Ce qui me chagrine pour Fatyou est que Beatles tente de le convaincre de foncer droit dans le mur.

Que cherche l'initiateur de cette disccussion ? A acheter une maison que son propriétaire ne veut plus lui vendre.

Peut-il forcer judiciairement ce propriétaire à lui vendre la maison ? Dans les circonstances décrites, non. S'il veut acheter une maison, il faut qu'il en cherche une autre.

Peut-il obtenir des dommages et intérêts en réparation d'un comportement qui lui a été préjudiciable ? Peut-être mais sans trop d'illusion sur le montant de ces dommages et intérêts à supposer qu'un tribunal les lui accorde.
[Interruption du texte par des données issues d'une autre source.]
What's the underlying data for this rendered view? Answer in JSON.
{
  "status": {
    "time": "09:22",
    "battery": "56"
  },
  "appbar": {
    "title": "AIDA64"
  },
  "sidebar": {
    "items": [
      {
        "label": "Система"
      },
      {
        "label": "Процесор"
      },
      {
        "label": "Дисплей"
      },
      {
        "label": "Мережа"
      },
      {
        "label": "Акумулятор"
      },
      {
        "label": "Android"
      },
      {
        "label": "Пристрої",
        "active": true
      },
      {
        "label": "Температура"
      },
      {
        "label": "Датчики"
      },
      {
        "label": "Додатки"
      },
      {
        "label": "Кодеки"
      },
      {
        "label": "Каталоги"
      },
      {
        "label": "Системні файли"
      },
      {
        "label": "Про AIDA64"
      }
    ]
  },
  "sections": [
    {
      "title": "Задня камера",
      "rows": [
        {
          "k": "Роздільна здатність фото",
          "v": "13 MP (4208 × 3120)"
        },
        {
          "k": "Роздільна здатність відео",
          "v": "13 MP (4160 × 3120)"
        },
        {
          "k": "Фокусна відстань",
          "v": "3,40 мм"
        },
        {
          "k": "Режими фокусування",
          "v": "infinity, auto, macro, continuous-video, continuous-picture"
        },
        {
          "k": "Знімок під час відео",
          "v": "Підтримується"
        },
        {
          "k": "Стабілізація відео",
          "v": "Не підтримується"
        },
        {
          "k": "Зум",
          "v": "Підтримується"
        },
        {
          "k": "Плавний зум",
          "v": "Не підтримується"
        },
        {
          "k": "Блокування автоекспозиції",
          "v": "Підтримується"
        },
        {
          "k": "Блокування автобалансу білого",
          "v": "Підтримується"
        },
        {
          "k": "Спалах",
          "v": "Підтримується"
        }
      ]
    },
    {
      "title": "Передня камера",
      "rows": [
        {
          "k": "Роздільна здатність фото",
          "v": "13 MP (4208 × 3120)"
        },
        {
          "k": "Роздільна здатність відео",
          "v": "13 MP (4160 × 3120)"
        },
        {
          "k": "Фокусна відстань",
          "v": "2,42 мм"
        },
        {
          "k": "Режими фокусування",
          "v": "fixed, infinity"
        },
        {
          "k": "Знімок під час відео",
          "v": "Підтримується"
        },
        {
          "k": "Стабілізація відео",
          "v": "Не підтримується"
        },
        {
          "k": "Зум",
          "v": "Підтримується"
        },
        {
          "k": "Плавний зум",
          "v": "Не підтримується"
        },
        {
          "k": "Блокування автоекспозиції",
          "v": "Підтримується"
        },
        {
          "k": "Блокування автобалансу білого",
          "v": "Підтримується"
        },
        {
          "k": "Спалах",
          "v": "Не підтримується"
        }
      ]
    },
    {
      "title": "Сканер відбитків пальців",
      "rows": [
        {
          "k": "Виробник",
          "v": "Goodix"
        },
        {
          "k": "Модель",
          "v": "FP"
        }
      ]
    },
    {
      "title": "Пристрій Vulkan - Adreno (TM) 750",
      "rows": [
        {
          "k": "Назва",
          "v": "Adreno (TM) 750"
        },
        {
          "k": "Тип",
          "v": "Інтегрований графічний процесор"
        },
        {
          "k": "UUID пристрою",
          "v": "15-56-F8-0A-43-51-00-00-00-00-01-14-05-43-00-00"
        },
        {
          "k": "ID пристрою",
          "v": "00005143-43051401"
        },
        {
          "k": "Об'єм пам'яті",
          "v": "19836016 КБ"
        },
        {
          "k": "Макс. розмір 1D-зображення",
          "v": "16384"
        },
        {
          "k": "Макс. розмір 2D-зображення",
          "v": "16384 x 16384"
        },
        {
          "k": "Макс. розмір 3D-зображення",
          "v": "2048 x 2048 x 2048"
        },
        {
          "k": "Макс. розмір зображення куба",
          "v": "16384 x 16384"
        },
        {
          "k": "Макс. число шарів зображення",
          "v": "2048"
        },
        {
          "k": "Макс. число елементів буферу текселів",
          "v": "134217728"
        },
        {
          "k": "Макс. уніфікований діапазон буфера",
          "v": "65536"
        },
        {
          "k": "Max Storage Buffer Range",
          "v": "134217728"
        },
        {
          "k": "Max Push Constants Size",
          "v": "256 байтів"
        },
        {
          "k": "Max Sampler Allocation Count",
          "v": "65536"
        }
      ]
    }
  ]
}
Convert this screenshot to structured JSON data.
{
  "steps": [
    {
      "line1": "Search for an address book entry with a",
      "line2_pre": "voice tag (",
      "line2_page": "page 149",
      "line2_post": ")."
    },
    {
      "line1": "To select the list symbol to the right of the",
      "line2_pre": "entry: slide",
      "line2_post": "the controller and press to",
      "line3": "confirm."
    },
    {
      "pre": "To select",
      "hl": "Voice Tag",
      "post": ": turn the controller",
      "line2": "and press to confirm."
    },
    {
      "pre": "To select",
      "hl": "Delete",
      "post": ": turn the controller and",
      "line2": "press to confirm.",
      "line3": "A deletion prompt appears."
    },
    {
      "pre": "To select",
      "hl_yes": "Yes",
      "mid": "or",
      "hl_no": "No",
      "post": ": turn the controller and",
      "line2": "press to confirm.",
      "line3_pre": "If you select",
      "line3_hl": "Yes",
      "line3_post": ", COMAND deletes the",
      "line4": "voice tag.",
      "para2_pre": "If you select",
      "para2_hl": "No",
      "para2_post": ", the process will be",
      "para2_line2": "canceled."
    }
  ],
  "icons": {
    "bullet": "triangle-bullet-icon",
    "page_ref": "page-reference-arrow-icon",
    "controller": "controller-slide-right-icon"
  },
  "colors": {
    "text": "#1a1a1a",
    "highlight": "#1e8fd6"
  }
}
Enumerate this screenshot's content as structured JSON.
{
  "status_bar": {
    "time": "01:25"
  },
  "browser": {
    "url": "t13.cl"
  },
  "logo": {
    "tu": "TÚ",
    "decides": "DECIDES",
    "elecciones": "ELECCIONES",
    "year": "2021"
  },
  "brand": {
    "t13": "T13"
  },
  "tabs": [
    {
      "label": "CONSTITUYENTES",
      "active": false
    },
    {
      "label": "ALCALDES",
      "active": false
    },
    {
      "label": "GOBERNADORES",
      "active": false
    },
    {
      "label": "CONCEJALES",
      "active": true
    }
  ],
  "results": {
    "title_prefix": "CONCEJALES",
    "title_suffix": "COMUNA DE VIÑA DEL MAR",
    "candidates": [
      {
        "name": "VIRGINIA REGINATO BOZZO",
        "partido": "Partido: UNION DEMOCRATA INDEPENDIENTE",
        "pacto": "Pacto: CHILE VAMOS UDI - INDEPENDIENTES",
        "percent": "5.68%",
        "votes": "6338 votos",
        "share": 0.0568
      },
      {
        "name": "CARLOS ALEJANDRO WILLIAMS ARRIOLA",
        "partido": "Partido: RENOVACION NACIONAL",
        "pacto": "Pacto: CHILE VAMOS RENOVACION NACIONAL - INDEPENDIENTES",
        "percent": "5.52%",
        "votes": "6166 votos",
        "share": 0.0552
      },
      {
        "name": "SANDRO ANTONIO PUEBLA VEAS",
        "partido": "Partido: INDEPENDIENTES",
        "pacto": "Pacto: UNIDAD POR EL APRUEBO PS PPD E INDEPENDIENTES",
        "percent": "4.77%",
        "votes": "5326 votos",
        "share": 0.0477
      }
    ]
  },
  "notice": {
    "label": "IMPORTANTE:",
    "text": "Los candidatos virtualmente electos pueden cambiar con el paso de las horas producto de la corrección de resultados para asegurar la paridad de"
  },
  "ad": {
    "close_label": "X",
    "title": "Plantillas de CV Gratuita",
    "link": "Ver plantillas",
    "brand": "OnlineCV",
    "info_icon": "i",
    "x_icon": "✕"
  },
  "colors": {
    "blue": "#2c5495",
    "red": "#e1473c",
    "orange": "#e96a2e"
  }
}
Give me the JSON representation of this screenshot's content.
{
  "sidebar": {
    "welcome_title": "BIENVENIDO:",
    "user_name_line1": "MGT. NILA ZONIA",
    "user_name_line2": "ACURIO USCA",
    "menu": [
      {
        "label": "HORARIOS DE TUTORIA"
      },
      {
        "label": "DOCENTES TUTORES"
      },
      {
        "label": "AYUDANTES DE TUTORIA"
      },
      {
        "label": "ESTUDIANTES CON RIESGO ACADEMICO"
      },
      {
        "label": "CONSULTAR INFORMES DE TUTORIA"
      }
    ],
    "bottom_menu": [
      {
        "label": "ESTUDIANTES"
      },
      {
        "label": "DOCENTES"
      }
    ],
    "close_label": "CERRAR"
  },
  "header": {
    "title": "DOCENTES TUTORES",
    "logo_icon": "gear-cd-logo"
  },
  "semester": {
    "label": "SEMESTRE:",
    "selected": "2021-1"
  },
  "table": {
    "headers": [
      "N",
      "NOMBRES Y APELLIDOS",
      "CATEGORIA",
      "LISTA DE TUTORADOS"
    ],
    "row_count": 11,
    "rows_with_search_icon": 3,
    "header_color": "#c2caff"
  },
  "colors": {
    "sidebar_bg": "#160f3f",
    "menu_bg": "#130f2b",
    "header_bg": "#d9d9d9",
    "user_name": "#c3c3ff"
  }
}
Quelles conclusions tirer de l'arrêt de la cour de cassation du 18 octobre 2011 ? Qu'il serait illusoire d'espérer forcer le propriétaire à vendre, mais qu'en revanche une rupture brutale de pourparlers peuvent conduire à l'attribution de dommages et intérêts.

Je n'ai rien d'autre à dire.

Si Beatles cherche une jurisprudence sur une vente forcée en des circonstances similaires, il faudra qu'il remonte loin dans le passé. Je connais un arrêt de la cour de cassation en ce sens. Il date de 1968.

J'arrête ici une polémique dénuée de tout intérêt.